By then it had already been a long, bloody day. But the skins had to be dealt with – Gerald insisted on working them into home-made shoes, etc. – as did the entrails, guts and organs, which were turned into tripe and liver and kidney meals for the next few nights.

And, before we could drag ourselves back to normality, for the night at least, the carcass had to be quartered, a process requiring the precision and muscles of three men to ensure the cut was accurate, right the way down the side of the tail bone. Eventually, years on, the girls and Fats and I became skilled enough and strong enough to deal with this heavy dismantling of the carcass. The strap-on knives were useful – we all started using them, even those of us with muscles. But that was all much later. In the early years, by the time the quartering came around, the stress and muck of the day, the physical exhaustion and Lillian’s tears had rendered most of us useless. I would collapse onto my haunches, watch the boys do their thing, and offer tools and rags and other such supportive items.

Setting up the slaughterhouse, sourcing our beasts (Javas drove all the way to the Eastern Cape to find the beasts he was looking for, five free-roaming cows and an ox that had – like us – somehow ducked the scythe), and actually killing and butchering our first victim took something on the order of three months. By the time we had meat in the freezer we hated each other, each in our own special kind of way.

 

And so I ran.

 

The flight-simulator failures saw Lillian voicing bolder plans, such as driving up through Africa until we got to the top and then simply boating over to Europe. This idea gained little traction, the response morphing quickly into a critique of American bias from
Babalwa and Andile, who pointed out – with satisfaction – the assumption inherent in Lillian’s plan that getting to Europe would be some sort of inherent progression or achievement.

Beatrice offered an alternative to Lillian’s quest, suggesting an ongoing sub-Saharan African relay team of alternating twos, heading out at regular intervals in various directions. Her logic was that if there were nine of us here, there surely must be at least one other similar group below the Sahara. So seven could remain in Houghton managing the essentials, the farming structure and so on, while two could head out for a week, and then come back and swap with two others, who would go out again, then back.

Teboho said, ‘The twins will never be separated like that.’

‘Typical,’ said Lillian. ‘Nine people left on the planet and two of them actually fall in love.’

‘If they really are in love, that leaves seven of us for interbreeding,’ Babalwa said to me later as we perched on the edge of the swimming pool, which had grown a thick green skin while we were busy setting up the slaughterhouse.
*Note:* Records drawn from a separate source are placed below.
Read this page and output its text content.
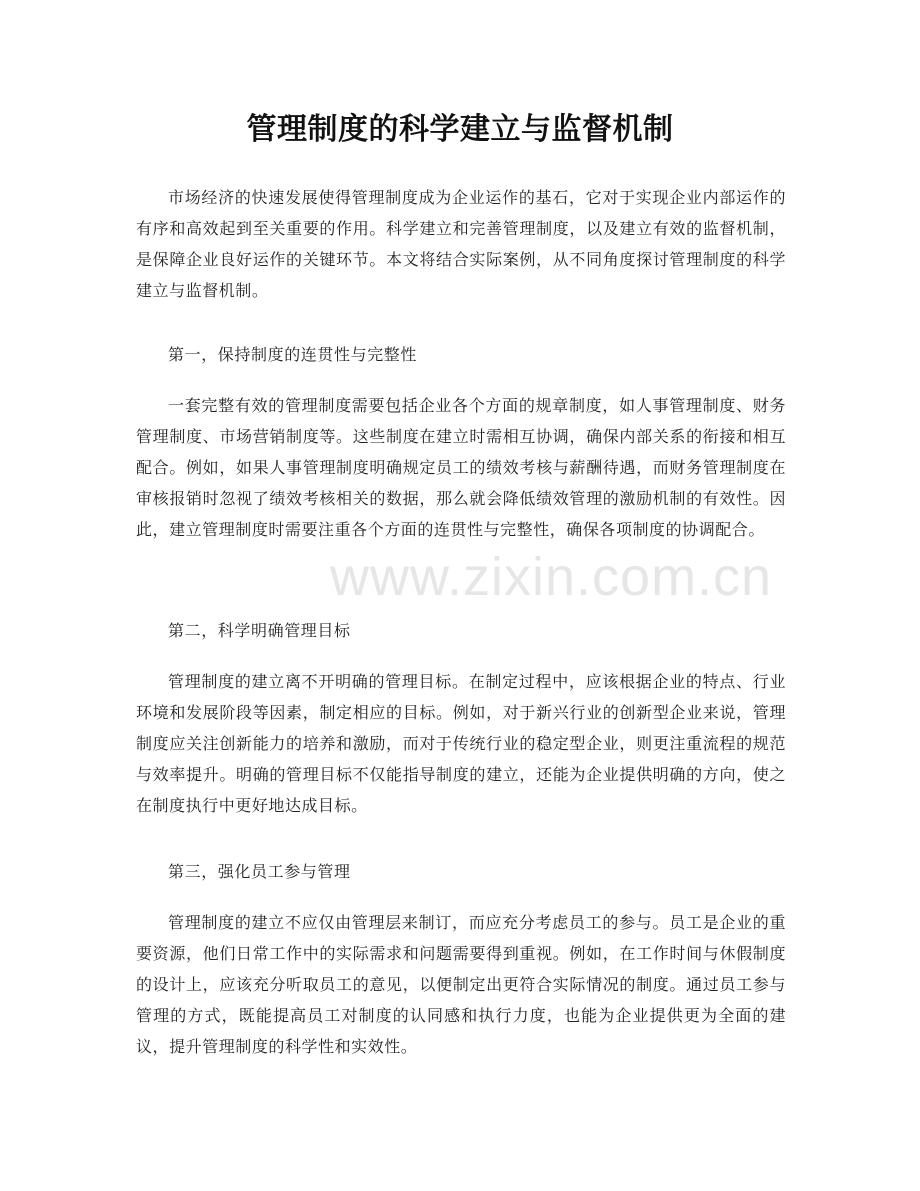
管理制度的科学建立与监督机制

市场经济的快速发展使得管理制度成为企业运作的基石，它对于实现企业内部运作的有序和高效起到至关重要的作用。科学建立和完善管理制度，以及建立有效的监督机制，是保障企业良好运作的关键环节。本文将结合实际案例，从不同角度探讨管理制度的科学建立与监督机制。

第一，保持制度的连贯性与完整性

一套完整有效的管理制度需要包括企业各个方面的规章制度，如人事管理制度、财务管理制度、市场营销制度等。这些制度在建立时需相互协调，确保内部关系的衔接和相互配合。例如，如果人事管理制度明确规定员工的绩效考核与薪酬待遇，而财务管理制度在审核报销时忽视了绩效考核相关的数据，那么就会降低绩效管理的激励机制的有效性。因此，建立管理制度时需要注重各个方面的连贯性与完整性，确保各项制度的协调配合。

第二，科学明确管理目标

管理制度的建立离不开明确的管理目标。在制定过程中，应该根据企业的特点、行业环境和发展阶段等因素，制定相应的目标。例如，对于新兴行业的创新型企业来说，管理制度应关注创新能力的培养和激励，而对于传统行业的稳定型企业，则更注重流程的规范与效率提升。明确的管理目标不仅能指导制度的建立，还能为企业提供明确的方向，使之在制度执行中更好地达成目标。

第三，强化员工参与管理

管理制度的建立不应仅由管理层来制订，而应充分考虑员工的参与。员工是企业的重要资源，他们日常工作中的实际需求和问题需要得到重视。例如，在工作时间与休假制度的设计上，应该充分听取员工的意见，以便制定出更符合实际情况的制度。通过员工参与管理的方式，既能提高员工对制度的认同感和执行力度，也能为企业提供更为全面的建议，提升管理制度的科学性和实效性。

www.zixin.com.cn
I wasn’t yet ready to grapple with the notion that the nine of us constituted the future of humanity. Babalwa, on the other hand, had developed her calculations since our PE days. She said, and I was ready to agree with her, because what did I know anyway, that eight – four men and four women – would be just enough to get some genuine genetic diversity going, as long we ensured sustained cross-breeding. The twins’ blossoming love threw her approach into variable headwinds. ‘It’s an open question,’ she explained, ‘whether they would be willing or able to cross the line as many times as will be required to get it right.’

I pulled the laces on my Nikes tighter and thought about how I could expand my route.